Neuroblastoma genomes show few recurrent somatic alterations except MYCN amplification and ALK mutations, this suggests that signaling pathways rather than specific genes are altered in neuroblastoma and participate in oncogenic clone expansion.
To investigate this hypothesis, for 22 neuroblastoma patients we applied whole genome sequencing to triplet libraries (germline DNA, diagnosis and relapse tumors; 15 data sets published previously). We characterized putative driver mutations as mutations present in genes from the cancer census list or from the pathways of the Atlas of Cancer Signaling Networks (ACSN); we restricted ASCN pathways to those enriched in mutations. Then we applied our method QuantumClone (https://cran.r-project.org/web/packages/QuantumClone/) to predict subclonal structure for the 22 triplet samples and assign somatic driver mutations to distinct subclones. In contrast to other existing approaches, QuantumClone uses copy number information when evaluating mutation cellular prevalence and assigning mutations to corresponding subclones. Therefore, on datasets with complex clonal architecture or medium read coverage, QuantumClone shows superior performance compared to other published algorithms.

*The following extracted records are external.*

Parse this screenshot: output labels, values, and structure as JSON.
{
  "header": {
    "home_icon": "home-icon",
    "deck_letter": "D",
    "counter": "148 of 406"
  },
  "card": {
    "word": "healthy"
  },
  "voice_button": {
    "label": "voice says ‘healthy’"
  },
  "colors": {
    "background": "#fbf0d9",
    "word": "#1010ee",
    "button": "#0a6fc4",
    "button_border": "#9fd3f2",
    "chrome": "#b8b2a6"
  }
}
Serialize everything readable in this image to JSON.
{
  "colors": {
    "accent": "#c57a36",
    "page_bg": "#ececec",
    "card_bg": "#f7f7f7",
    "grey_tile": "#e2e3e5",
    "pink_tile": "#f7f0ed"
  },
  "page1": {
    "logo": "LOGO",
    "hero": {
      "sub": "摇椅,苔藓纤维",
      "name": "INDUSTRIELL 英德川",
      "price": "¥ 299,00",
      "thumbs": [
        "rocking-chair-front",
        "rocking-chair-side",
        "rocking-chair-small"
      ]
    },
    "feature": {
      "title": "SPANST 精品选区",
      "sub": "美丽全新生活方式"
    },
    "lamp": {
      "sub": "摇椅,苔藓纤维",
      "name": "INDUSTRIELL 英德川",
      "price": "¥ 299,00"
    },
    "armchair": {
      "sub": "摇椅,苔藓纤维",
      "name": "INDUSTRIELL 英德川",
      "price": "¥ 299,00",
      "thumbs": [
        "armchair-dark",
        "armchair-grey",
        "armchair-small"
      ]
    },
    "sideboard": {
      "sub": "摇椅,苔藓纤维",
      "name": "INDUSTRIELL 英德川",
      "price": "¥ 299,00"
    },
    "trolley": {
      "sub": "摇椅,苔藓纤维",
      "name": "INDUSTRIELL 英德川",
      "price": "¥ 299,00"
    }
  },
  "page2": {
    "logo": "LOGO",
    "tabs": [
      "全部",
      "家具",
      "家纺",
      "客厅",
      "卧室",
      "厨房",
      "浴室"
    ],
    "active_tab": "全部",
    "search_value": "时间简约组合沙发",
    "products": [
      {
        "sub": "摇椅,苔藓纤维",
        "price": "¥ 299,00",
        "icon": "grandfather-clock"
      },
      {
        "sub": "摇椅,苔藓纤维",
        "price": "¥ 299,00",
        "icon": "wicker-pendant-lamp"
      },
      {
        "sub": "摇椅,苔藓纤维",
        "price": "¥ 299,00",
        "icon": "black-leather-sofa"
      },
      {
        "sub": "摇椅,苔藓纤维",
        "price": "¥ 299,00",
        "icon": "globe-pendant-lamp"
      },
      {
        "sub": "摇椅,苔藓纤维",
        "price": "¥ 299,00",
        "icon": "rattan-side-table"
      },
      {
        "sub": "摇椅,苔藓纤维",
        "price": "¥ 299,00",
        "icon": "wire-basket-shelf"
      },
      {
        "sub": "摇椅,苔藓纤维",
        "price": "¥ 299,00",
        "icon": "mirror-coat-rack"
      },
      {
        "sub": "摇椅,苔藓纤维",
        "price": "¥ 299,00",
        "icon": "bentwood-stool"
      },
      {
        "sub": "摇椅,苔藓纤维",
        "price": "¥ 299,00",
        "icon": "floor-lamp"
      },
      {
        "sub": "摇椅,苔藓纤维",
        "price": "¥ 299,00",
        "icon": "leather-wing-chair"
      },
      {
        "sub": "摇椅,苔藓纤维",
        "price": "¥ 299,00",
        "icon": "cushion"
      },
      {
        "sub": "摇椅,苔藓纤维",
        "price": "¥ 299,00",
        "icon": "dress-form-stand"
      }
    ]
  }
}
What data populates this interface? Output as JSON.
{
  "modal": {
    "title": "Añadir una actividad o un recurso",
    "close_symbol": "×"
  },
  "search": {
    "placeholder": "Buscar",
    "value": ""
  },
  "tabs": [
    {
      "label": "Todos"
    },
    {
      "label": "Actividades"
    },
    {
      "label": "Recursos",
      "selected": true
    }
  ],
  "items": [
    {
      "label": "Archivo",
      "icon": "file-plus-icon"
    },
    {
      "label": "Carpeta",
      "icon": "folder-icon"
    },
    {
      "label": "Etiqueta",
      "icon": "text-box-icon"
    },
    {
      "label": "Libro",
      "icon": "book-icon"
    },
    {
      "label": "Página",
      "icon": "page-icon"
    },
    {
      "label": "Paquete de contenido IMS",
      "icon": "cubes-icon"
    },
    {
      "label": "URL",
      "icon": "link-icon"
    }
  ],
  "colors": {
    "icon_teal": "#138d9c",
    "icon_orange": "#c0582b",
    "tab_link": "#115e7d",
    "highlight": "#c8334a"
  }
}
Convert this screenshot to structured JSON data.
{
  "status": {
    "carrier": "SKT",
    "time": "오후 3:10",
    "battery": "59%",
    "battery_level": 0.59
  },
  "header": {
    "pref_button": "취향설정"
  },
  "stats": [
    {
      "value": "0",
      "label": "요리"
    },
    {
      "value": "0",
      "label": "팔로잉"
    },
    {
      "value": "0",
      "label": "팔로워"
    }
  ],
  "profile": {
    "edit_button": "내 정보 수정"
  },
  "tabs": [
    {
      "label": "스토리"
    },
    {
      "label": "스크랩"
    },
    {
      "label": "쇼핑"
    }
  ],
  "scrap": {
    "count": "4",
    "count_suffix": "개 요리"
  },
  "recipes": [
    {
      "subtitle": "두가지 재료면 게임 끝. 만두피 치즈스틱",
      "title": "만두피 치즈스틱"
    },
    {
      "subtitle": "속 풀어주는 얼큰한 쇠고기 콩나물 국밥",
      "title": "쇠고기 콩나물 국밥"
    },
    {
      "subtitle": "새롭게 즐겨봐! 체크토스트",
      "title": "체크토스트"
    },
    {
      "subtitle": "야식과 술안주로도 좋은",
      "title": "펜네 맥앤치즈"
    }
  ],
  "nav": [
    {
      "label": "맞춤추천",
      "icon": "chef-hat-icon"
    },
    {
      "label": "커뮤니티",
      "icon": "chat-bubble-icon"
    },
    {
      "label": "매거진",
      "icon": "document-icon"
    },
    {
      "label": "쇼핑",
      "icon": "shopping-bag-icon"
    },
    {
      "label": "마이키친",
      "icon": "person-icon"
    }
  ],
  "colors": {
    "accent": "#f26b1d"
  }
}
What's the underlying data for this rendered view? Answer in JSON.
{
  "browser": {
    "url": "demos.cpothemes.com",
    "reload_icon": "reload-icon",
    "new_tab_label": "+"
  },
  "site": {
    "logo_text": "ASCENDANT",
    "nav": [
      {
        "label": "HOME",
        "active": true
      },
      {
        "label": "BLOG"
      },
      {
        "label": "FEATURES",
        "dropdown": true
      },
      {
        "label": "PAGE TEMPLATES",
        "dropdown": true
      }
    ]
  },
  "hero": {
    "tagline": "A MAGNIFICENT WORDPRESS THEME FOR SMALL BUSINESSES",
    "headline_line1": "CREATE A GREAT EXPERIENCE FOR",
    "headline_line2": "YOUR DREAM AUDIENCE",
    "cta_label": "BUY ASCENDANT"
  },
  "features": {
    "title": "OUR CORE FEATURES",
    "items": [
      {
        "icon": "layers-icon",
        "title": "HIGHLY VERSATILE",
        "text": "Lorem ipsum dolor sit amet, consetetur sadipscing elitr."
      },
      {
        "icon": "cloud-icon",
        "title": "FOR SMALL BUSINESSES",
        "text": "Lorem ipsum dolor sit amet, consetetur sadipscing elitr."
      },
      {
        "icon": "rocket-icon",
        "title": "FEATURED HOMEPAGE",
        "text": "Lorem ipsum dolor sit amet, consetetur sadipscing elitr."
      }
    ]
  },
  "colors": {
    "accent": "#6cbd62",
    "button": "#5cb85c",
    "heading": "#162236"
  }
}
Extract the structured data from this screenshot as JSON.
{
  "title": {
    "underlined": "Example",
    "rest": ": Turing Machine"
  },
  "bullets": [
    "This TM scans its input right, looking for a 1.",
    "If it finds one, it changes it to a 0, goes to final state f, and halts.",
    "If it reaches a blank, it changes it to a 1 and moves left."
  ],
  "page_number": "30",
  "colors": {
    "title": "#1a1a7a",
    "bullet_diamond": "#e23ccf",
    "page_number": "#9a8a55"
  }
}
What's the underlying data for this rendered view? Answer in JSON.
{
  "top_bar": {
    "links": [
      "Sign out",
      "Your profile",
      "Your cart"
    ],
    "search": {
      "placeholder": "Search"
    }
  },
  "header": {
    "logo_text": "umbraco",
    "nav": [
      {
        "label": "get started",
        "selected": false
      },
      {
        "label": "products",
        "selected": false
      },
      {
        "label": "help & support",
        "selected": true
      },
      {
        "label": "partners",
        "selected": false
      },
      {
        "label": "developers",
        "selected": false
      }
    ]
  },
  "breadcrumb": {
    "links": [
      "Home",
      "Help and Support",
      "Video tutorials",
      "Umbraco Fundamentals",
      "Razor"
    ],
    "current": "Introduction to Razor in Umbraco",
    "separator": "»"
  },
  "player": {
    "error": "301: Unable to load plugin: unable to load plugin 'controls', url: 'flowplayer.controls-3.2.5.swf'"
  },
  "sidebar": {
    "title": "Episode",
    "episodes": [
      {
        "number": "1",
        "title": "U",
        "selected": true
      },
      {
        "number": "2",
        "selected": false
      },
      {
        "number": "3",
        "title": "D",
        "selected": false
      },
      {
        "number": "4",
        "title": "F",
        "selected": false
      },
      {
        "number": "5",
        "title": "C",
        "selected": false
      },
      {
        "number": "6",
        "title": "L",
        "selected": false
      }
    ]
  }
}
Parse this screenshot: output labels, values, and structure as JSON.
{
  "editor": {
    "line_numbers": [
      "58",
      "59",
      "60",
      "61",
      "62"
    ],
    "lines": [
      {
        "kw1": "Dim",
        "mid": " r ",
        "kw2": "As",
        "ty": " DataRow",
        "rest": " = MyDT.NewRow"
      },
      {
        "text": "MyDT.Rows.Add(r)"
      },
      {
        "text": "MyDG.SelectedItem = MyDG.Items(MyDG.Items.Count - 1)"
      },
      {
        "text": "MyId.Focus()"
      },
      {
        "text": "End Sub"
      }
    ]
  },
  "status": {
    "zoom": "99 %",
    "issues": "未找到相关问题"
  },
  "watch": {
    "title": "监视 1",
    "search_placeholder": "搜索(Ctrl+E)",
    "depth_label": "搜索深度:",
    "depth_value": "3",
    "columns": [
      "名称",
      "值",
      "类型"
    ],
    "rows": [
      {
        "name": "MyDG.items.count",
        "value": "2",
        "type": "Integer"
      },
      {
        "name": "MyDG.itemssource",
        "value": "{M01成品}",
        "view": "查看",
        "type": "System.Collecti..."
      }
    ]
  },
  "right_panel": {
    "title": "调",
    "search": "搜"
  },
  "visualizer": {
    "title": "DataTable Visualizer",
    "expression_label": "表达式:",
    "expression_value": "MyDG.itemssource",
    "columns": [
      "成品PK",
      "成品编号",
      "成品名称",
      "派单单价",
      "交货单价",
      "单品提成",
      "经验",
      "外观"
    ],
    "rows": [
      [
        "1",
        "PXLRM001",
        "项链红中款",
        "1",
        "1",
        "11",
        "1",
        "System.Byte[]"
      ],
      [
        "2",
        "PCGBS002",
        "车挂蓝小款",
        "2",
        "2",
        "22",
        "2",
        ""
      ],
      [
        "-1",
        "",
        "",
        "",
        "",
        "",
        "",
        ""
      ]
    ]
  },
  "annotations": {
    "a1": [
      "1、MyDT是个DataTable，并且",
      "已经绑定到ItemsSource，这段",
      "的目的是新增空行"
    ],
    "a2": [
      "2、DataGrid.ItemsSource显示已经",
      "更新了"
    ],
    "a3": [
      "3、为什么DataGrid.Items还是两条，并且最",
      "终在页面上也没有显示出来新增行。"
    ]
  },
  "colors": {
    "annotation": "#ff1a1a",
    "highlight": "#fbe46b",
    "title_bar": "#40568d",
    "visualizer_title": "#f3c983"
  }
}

Application of QuantumClone to our data identified up to ten different clones in the diagnosis-relapse tumor pairs. Assignment of putative driver mutations to the reconstructed clones showed an enrichment of driver mutations in the relapse specific clones (p-value=0.0479, Fisher test). In particular, mutations in the apoptosis, cell survival and DNA repair pathways have been shown to be enriched at the relapse (Figure 1). Mutations in the MAPK pathway were enriched in the founding clone both at diagnosis and at relapse.
Our analysis suggests evolution of alteration in distinct signaling pathways during neuroblastoma progression.